En 1924, déjouant les intrigues de la cour, il épouse la princesse Nagako, tout en refusant le principe traditionnel de la polygamie impériale.
Le 25 décembre 1926, à la mort de son père, Hirohito monte enfin sur le trône, devenant le 124e empereur du Japon. Il donne à son règne le nom de « Shôwa » (la paix brillante) et se fait couronner à Kyoto deux ans plus tard. Tenu par la dignité de son statut d'empereur divin, le nouvel empereur se garde d'intervenir publiquement sur les questions politiques.
Pendant les premières années de son règne, l'armée acquiert de plus en plus de poids dans les affaires publiques.
En 1931-32, des troupes japonaises occupent la Mandchourie sans le feu vert du gouvernement. Mais celui-ci et l'empereur lui-même entérinent le fait accompli.
En 1932, Hirohito exige, après une tentative de coup d'état militaire contre le gouvernement civil, que la rébellion des officiers soit matée sans complaisance, mais il laisse la guerre entre le Japon et la Chine prendre de plus en plus d'ampleur.
Bien que réticent devant la perspective de l'entrée du Japon dans la Seconde Guerre mondiale, Hirohito semble s'être réjoui du succès de l'offensive japonaise sur Pearl Harbor et des victoires qui l'ont suivie en Asie du Sud-Est.
Au début de l'année 1945, comme la défaite du Japon devient probable, le gouvernement se divise entre les militaires, partisans de continuer la lutte et les civils qui souhaitent y mettre fin. Hirohito penche pour la paix mais n'ose trancher. Il faudra que les États-Unis lâchent deux bombes atomiques sur le Japon et que l'URSS lui déclare la guerre pour qu'enfin, il admette la reddition sans condition exigée par les Alliés.
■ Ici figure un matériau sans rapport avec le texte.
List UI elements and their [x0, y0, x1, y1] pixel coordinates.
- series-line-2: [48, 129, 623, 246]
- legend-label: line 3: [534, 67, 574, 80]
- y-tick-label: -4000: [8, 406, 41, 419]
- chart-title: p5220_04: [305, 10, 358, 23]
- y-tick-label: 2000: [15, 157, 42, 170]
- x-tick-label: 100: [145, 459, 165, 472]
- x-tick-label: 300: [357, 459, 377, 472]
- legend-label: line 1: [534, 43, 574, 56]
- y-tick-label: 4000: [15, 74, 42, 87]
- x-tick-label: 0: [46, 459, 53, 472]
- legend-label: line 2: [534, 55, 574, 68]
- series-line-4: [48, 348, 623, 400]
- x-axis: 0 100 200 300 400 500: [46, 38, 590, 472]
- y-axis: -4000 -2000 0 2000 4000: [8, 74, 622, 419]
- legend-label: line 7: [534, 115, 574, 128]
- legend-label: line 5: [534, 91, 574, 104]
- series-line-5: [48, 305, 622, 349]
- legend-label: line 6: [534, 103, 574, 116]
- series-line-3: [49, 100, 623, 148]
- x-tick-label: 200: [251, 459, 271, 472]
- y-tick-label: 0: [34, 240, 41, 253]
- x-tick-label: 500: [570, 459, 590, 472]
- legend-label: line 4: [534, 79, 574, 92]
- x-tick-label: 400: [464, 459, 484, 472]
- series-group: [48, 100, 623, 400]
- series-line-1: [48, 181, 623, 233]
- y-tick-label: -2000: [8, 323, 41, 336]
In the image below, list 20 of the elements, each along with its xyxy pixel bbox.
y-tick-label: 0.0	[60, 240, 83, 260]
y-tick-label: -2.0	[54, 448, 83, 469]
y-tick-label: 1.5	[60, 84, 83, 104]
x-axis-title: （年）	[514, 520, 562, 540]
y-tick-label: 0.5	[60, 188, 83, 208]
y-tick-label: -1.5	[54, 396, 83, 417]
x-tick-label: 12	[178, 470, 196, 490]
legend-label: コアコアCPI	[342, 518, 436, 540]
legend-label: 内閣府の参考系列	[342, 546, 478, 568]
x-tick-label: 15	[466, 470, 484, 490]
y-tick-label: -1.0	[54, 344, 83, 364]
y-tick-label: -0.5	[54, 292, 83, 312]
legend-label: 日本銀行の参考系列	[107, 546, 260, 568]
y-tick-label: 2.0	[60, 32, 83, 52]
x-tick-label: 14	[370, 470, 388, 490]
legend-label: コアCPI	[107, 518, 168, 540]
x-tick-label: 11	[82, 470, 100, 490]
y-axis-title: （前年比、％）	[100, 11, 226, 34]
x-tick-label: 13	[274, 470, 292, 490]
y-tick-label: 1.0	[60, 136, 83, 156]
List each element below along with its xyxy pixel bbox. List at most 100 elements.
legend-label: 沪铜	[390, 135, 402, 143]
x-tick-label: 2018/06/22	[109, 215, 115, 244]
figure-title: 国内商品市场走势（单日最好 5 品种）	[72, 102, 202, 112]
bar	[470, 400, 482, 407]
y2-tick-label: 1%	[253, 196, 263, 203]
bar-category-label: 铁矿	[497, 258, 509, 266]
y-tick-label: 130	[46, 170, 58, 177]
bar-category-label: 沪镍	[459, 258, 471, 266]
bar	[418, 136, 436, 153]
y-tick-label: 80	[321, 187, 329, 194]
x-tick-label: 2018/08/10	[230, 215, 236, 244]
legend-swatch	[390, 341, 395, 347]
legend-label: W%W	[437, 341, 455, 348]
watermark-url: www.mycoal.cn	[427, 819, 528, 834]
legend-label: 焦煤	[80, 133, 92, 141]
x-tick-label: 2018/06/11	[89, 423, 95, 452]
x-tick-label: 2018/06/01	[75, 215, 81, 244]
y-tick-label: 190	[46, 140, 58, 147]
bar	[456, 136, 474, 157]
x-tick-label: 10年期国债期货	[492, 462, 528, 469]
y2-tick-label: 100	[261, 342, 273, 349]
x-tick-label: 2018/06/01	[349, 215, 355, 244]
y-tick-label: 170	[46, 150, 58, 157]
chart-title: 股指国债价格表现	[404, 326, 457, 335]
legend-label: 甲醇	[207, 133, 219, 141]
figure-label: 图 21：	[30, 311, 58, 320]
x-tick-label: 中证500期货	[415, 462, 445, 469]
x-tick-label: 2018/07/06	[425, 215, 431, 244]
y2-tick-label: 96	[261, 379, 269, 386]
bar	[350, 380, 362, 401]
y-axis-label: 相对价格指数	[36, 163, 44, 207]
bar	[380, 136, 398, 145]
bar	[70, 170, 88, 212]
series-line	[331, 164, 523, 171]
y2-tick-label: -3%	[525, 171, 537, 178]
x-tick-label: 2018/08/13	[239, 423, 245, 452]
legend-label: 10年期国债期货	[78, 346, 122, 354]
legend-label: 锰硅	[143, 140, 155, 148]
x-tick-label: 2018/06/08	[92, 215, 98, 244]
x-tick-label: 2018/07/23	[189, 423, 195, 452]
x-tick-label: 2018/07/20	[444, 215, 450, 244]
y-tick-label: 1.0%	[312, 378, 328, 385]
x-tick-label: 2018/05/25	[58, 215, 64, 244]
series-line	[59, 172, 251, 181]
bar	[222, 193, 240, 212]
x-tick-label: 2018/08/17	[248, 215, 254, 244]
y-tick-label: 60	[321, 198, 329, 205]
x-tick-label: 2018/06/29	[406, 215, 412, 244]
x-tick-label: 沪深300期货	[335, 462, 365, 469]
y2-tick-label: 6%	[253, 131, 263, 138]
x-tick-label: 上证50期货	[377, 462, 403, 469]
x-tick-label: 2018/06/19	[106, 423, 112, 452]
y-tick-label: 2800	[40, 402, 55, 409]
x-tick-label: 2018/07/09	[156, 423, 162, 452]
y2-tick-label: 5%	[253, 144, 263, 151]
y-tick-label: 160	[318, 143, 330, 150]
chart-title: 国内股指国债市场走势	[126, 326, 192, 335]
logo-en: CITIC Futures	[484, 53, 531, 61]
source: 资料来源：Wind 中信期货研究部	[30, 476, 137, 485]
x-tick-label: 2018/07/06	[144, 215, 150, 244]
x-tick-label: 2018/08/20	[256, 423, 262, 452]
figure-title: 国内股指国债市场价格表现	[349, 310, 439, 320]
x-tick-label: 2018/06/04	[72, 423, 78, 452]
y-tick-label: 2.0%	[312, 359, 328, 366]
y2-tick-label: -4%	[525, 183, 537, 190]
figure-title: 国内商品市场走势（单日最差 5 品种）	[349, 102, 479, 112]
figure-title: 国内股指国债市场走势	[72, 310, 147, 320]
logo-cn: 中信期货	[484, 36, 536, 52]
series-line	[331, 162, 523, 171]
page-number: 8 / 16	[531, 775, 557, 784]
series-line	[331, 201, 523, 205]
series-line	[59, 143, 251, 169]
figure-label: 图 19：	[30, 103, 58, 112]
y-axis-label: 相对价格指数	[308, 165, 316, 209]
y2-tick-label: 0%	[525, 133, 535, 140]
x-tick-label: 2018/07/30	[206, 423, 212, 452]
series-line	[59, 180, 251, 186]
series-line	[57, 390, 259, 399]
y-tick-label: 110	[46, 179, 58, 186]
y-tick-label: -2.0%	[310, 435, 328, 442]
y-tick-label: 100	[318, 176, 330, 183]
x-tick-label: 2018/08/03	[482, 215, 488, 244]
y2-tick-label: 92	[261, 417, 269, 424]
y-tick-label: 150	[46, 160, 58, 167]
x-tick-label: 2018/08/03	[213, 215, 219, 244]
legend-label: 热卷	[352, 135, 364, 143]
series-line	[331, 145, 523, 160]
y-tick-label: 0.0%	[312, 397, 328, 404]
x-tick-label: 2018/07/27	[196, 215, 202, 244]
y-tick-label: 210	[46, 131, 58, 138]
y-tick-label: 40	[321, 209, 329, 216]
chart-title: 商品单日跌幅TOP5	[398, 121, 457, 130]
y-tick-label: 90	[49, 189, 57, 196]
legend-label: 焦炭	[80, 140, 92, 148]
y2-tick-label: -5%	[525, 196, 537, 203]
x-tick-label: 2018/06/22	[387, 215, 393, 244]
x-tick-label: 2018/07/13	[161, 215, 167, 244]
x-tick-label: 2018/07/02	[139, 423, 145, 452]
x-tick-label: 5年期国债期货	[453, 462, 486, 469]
Le 15 août 1945, sans en référer à ses ministres, il annonce sa décision au peuple japonais sur les ondes de la radio et lui demande d'« accepter l'inacceptable ». Pour la première fois, « avec stupeur et tremblement », dans la rue comme à leur domicile, les citoyens entendent la voix monocorde et rauque du dieu vivant, descendant de la déesse Amatérasu.
De concert avec les dirigeants nippons et pour ne pas se compliquer la tâche, les Américains se dispensent de poursuivre Hirohito parmi les criminels de guerre et le maintiennent sur le trône, garant de l'unité du peuple japonais.
Le 27 septembre 1945, l'empereur rencontre à l'ambassade américaine de Tokyo le général Douglas Macarthur, qui va diriger de fait le Japon vaincu jusqu'en 1951.
Obéissant à son mentor, l'empereur renonce à son statut de souverain divin. Il endosse un rôle purement honorifique. La nouvelle Constitution, en 1947, ne le désigne plus comme chef de l'État mais comme symbole du Japon et de l'unité du peuple japonais. Les fonctions de représentation normalement dévolues au chef de l'État sont dès lors confiées au Premier ministre.
L'empereur s'attire néanmoins une popularité inédite auprès de la population en parcourant le pays en reconstruction. Pendant les quatre décennies suivantes, il va incarner le Japon et accompagner sa transformation en démocratie exemplaire et grande puissance économique. Il va aussi voyager à l'étranger malgré l'hostilité qui perdure à son égard, liée à son rôle ambigu pendant la guerre.
À peine deux décennies après les ravages de la guerre, les Jeux Olympiques de Tokyo (1964) et l'Exposition universelle d'Osaka (1970) témoignent de la prodigieuse renaissance du pays.
Quand Hirohito meurt le 7 janvier 1989, il devient pour la postérité Shôwa tenno, les Japonais ne connaissant les empereurs défunts que sous leur nom de règne. Né le 23 décembre 1933, son fils et successeur Akihito endosse stoïquement toutes les contraintes inhérentes à l'étiquette, qui font dire que l'empereur (tenno) est le seul prisonnier politique au monde qu'Amnesty International ne défendra jamais ! Il abdiquera cependant à 85 ans, le 30 avril 2019, au profit de son fils Naruhito.